Even Lord Shuttleworth, who is anxious to minimize the absolutely necessary expenditure, admits that the first work of the Board must include the improvement of " one or two of the main routes of waterways." What this would mean in the long run we learn from the Report of the Royal Commission, published in the closing week of 1909. There is, it appears, a network of waterways called " the Cross," which connects the Humber, the Mersey, the Severn, and the Thames. The Commissioners calculate that to make the necessary improvements in these four great systems would cost seventeen millions and a half of money, and we should certainly be told, and probably told with truth, that to make the improvements piecemeal would be a much more expensive business than making them all at once. This is only a sample of the kind of appeals which would be made to Parliament every session not to incur that worst form of waste Which leaves a newly built ship to spoil for want of a final coat of tar. 

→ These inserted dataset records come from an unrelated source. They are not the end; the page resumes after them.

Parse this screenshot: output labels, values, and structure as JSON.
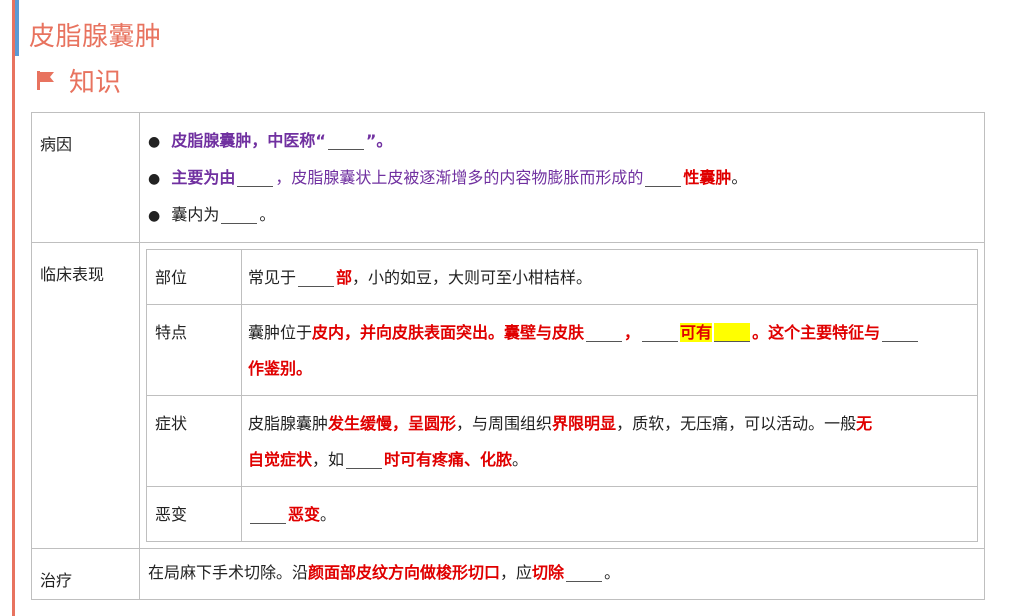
{
  "page_title": "皮脂腺囊肿",
  "section": {
    "icon": "flag-icon",
    "title": "知识"
  },
  "colors": {
    "accent": "#e8735f",
    "purple": "#7030a0",
    "red": "#e00000",
    "highlight": "#ffff00",
    "bar": "#5b9bd5"
  },
  "rows": {
    "cause": {
      "label": "病因",
      "line1": {
        "a": "皮脂腺囊肿，中医称“",
        "b": "”。"
      },
      "line2": {
        "a": "主要为由",
        "b": "，皮脂腺囊状上皮被逐渐增多的内容物膨胀而形成的",
        "c": "性囊肿",
        "d": "。"
      },
      "line3": {
        "a": "囊内为",
        "b": "。"
      }
    },
    "clinical": {
      "label": "临床表现",
      "site": {
        "label": "部位",
        "a": "常见于",
        "b": "部",
        "c": "，小的如豆，大则可至小柑桔样。"
      },
      "feature": {
        "label": "特点",
        "a": "囊肿位于",
        "b": "皮内，并向皮肤表面突出。囊壁与皮肤",
        "c": "，",
        "d": "可有",
        "e": "。这个主要特征与",
        "f": "作鉴别。"
      },
      "symptom": {
        "label": "症状",
        "a": " 皮脂腺囊肿",
        "b": "发生缓慢，呈圆形",
        "c": "，与周围组织",
        "d": "界限明显",
        "e": "，质软，无压痛，可以活动。一般",
        "f": "无",
        "g": "自觉症状",
        "h": "，如",
        "i": "时可有疼痛、化脓",
        "j": "。"
      },
      "malignant": {
        "label": "恶变",
        "a": "恶变",
        "b": "。"
      }
    },
    "treatment": {
      "label": "治疗",
      "a": "在局麻下手术切除。沿",
      "b": "颜面部皮纹方向做梭形切口",
      "c": "，应",
      "d": "切除",
      "e": "。"
    }
  }
}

In saying this we do not for a moment forget all that is said on the other side. Our only complaint against it is that it is addressed to quite another aspect of the question. That canals may be delightful things, that they are often so many paradises for birds, that they give opportunities for fishing and boating to many who without them would enjoy neither, that they minister or might be made to minister to the residential amenities of the districts which lie along their banks is quite true. Nor do we deny that canals might possibly develop a kind of carriage which would be a useful auxiliary to railways, or, as regards certain kinds of goods, even a cheap substitute for them. All that we contend is that these are not proper objects for the lavish expenditure of public money, and that the changes recommended by the Royal Commission, and by many of the speakers at the meeting of the British Association, would in the end inevitably involve such an expenditure. They would be changes which would benefit particular localities, particular trades, particular places or persons, rather than the community.

 If the prospects we have described are a real picture of what may be hoped for from the improvement of our present canals and the addition of new ones, a time will probably come when some rich men or some large syndicates will try the experiment for themselves. If they do, and if it brings them in money, their success will no doubt be brought forward as evidence that the Government would have been well advised in anticipating private enterprise and securing for the community the gains which are being reaped by the individuals whose courage and foresight have met with their natural reward. For ourselves, we shall not be at all disturbed by this seeming proof that our warnings were founded on an entire misreading of the future. Individuals may risk their money if they choose. The gain will be theirs and the loss will be theirs, and they have a right to set one against the other. With a Government other considerations come into play. They are the trustees of the nation, and a trustee's first object should be the security of the undertaking in which he invests his trust's money. The distinction between the two cases is perfectly plain, and to ignore it would be inconsistent with every principle of sound finance.

Dealing with the question on the publication of the Commission's Report in January, 1910, we observed that if the Development scheme ever came into being and the State should decide for Englishmen how they ought to spend their money in order best to secure their material development, public money would be spent less disadvantageously on the rescue of canals from their present decay than on almost any object on which the money would be likely to be lavished. The cautious report of the Development Commissioners, recently published, shows that they are fully alive to their responsibilities, and are allocating the funds judiciously and with fore- sight. But so far as canal improvement is concerned, it is clear that their statutory limitations prevent them from rendering any substantial assistance, because no advances can be legally made from the fund to individuals or companies trading for profit. 'Unless and until the national associations which they suggest are formed, canal development will continue to depend on individual enterprise, a prospect which we are personally content to regard with equanimity.